HPTN Bibliographic Record

Avery LB, Sacktor N, McArthur JC, Hendrix CW. Protein-free efavirenz concentrations in cerebrospinal fluid & blood plasma are equivalent: Applying the law of mass action to predict protein-free drug concentration. Antimicrob Agents Chemother. 2013, 57: 1409-14 PMCID: 3591913.
Abstract:
Efavirenz (EFV) is one of the most commonly prescribed antiretroviral drugs (ARVs) for the treatment of HIV. Highly protein-bound drugs, like EFV, have limited central nervous system (CNS) penetration when measured using total drug concentration gradients between blood plasma (BP) and cerebrospinal fluid (CSF). However, the more relevant pharmacologically active protein-free drug concentrations are rarely assessed directly in clinical studies.

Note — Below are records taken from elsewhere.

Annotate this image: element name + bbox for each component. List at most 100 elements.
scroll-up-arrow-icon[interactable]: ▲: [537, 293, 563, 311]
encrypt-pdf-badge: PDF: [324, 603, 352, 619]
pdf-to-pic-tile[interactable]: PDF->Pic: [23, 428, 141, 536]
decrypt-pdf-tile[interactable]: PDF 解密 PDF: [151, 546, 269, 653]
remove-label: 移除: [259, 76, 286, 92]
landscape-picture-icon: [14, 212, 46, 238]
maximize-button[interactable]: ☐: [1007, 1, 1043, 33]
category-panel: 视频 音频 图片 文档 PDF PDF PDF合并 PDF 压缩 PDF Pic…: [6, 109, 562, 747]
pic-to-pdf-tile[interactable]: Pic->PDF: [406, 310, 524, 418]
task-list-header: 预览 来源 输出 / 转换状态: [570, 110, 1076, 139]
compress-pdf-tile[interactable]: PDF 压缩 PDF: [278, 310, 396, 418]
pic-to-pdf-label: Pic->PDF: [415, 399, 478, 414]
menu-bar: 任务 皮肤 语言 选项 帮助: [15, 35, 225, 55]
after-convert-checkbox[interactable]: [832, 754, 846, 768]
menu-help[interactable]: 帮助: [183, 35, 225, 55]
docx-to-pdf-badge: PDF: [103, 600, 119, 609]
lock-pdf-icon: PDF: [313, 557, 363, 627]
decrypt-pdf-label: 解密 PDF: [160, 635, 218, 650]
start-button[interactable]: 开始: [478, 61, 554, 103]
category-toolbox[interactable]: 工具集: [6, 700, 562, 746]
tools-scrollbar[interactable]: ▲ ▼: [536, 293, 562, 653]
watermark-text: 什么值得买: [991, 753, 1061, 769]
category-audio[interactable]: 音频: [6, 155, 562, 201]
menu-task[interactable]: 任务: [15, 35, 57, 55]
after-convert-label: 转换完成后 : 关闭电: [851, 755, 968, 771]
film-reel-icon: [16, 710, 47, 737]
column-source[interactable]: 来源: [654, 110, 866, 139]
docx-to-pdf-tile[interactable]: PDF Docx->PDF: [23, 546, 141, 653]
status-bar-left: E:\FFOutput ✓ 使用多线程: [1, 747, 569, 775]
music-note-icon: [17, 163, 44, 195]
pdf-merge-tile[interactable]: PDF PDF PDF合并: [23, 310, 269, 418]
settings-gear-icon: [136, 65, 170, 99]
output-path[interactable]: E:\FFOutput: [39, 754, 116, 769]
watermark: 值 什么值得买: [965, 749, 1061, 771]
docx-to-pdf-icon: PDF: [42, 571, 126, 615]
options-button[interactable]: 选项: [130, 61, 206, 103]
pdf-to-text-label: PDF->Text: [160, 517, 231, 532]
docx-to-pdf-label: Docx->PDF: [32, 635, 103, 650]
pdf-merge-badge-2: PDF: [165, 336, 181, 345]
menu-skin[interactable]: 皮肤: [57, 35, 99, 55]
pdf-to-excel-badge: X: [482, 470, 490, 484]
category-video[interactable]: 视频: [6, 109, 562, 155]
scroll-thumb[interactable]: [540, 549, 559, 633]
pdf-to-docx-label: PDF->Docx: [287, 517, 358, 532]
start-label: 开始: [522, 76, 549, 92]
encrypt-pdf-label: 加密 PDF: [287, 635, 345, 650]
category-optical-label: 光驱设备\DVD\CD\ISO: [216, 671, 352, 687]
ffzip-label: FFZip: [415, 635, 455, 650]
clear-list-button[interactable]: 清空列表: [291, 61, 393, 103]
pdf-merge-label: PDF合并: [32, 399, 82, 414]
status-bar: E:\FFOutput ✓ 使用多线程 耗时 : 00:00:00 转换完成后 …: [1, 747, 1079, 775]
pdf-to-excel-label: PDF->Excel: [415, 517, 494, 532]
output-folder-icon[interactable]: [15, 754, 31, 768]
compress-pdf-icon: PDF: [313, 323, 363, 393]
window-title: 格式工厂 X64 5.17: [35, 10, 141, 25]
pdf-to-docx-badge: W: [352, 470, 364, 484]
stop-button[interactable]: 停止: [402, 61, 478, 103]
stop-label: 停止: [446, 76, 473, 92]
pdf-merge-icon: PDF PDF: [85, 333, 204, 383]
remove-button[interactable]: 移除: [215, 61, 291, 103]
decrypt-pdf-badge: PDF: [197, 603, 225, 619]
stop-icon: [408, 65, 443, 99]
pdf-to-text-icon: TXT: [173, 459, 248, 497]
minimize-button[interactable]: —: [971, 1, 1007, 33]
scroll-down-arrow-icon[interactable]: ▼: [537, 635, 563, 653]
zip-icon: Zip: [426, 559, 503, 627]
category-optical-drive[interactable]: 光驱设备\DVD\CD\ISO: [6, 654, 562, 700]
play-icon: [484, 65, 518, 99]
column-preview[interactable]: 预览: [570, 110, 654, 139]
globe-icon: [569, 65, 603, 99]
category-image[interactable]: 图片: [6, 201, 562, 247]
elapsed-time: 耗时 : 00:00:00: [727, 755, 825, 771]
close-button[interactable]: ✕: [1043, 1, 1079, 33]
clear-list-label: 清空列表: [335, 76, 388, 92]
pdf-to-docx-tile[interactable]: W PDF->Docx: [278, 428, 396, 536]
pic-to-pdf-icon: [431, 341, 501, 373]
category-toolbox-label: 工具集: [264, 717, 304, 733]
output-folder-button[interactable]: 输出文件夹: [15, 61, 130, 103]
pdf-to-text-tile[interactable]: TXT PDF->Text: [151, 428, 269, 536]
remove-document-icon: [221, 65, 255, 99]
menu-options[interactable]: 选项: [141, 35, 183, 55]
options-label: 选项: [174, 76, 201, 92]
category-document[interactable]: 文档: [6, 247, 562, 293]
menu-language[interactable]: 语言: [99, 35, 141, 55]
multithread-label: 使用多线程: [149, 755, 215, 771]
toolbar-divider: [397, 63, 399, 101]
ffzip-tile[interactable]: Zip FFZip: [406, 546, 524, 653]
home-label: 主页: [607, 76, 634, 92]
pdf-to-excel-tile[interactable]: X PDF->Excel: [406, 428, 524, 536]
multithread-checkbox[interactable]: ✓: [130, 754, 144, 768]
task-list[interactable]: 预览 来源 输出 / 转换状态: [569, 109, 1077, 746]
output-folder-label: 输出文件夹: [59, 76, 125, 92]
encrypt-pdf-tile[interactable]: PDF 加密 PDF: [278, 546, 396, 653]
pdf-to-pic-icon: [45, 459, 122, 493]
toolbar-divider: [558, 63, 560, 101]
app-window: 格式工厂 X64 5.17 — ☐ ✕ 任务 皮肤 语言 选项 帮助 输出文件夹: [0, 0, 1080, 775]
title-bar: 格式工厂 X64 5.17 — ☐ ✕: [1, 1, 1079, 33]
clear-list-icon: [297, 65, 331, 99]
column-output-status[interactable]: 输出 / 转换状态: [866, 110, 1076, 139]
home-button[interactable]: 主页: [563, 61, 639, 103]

Using paired BP and CSF samples obtained from 13 subjects on an EFV-containing regimen, both the protein-free and total concentrations of EFV were determined. Despite a median (interquartile range [IQR]) total EFV BP/CSF concentration ratio of 134 (116 to 198), the protein-free EFV BP/CSF concentration ratio was 1.20 (0.97 to 2.12). EFV median (IQR) protein binding was 99.78% (99.74 to 99.80%) in BP and 76.19% (74.47 to 77.15%) in CSF. In addition, using the law of mass action and an in vitro-derived EFV-human serum albumin dissociation constant, we have demonstrated that the predicted median (IQR) protein-free concentration in BP, 4.59 ng/ml (4.02 to 9.44 ng/ml), compared well to that observed in BP, 4.77 ng/ml (3.68 to 6.75 ng/ml). Similar results were also observed in CSF and seminal plasma. This method provides a useful predictive tool for estimating protein binding in varied anatomic compartments. Our results of equivalent protein-free EFV concentrations in BP and CSF do not support prior concerns of the CNS as a pharmacological sanctuary from EFV. As CSF penetration of ARVs may increase our understanding of HIV-associated neurological dysfunction and antiretroviral effect, assessment of protein-free CSF concentrations of other highly protein-bound ARVs is warranted.